# Port Lewaigue - The Resort that Never Was - February 2013



## jhluxton (Feb 23, 2013)

Port Lewaigue is located a mile or so south or Ramsey on the Isle of Man. 

It is the site of a failed late Victorian venture to develop a holiday resort. A Ramsey architect George Kay drew up plans for the resort which would have included a Hotel, bathing pool etc. 

Unfortunately the scheme as with many other developments on the Isle of Man fell victim to the collapse of Dumbell’s Bank early in 1900.

The principal feature is an abandoned late Victorian promenade which was constructed around 1900. 

The substantial promenade looks completely out of context without any of the supporting infrastructure which one would expect to see at a seaside resort. In recent years work has been undertaken to clear much undergrowth.

































More pictures of Port Lewaigue and the Industrial Archaeology of the Manx Tourist Industry can be found at:

http://jhlphotography.smugmug.com/Isle-of-Man/Industrial-Archaeology-of-Manx


----------



## steve2109 (Feb 23, 2013)

Wish it had been finished !


----------



## jhluxton (Feb 23, 2013)

steve2109 said:


> Wish it had been finished !



I would love to see the plans for what was proposed. Very little information appears on the internet.
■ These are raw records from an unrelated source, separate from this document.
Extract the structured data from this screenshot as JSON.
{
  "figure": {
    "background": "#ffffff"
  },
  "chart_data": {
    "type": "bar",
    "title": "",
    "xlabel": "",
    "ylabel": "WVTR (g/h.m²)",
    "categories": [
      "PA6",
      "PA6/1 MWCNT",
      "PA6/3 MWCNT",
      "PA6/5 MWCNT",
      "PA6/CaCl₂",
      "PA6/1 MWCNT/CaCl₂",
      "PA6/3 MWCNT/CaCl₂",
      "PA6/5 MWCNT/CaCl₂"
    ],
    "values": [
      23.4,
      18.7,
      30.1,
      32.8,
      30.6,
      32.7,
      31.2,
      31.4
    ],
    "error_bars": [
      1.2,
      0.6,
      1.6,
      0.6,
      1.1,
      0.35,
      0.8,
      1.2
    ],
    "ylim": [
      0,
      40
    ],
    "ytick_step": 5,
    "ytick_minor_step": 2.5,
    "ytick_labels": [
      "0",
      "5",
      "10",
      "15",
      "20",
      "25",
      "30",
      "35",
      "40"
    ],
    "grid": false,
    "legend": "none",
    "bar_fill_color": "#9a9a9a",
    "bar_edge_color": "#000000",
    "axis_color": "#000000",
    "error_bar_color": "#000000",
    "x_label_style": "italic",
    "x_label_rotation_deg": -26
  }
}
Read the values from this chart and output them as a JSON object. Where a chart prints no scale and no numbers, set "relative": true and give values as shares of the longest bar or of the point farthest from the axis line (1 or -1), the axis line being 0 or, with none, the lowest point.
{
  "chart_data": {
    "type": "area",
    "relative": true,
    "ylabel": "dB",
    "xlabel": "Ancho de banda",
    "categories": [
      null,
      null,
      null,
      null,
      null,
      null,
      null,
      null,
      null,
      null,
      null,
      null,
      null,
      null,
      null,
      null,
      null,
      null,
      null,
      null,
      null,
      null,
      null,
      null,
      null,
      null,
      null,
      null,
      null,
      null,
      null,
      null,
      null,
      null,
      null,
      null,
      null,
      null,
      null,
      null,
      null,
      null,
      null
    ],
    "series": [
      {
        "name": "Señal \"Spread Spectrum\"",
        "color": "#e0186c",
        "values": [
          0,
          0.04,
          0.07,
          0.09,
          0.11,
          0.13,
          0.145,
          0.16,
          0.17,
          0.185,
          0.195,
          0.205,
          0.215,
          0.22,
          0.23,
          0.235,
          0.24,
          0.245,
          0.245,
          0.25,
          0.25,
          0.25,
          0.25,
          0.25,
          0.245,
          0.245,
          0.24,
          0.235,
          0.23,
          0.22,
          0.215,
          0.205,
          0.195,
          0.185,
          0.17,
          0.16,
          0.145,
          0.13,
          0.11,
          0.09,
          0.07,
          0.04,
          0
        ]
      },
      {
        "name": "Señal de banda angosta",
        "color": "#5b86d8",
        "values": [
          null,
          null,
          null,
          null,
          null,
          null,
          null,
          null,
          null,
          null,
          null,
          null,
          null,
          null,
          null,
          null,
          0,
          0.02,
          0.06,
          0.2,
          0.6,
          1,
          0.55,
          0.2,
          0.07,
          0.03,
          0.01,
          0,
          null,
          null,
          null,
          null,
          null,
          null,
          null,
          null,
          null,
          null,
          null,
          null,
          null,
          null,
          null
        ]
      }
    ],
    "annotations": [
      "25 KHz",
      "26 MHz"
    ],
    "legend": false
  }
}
Guess the next time I am over on the Isle of Man later this year I need to make enquiries at the Manx Museum in Douglas.


----------



## flyboys90 (Feb 23, 2013)

Very interesting project for its time,great pics.


----------



## Charlie Watson (Jan 5, 2022)

Originally it was to be the route of the MER into Ramsey. I believe it was changed because of ground instabity


----------



## night crawler (Jan 5, 2022)

Must be great for the locals


----------



## Hayman (Jan 5, 2022)

Charlie Watson said:


> Originally it was to be the route of the MER into Ramsey. I believe it was changed because of ground instabity


This takes me back SIXTY YEARS - to a visit by ferry from Liverpool. I travelled on and filmed the Isle of Man Railway, the Manx Electric Railway, and on the Snaefell Mountain Railway. And the Douglas horse-drawn trams.


----------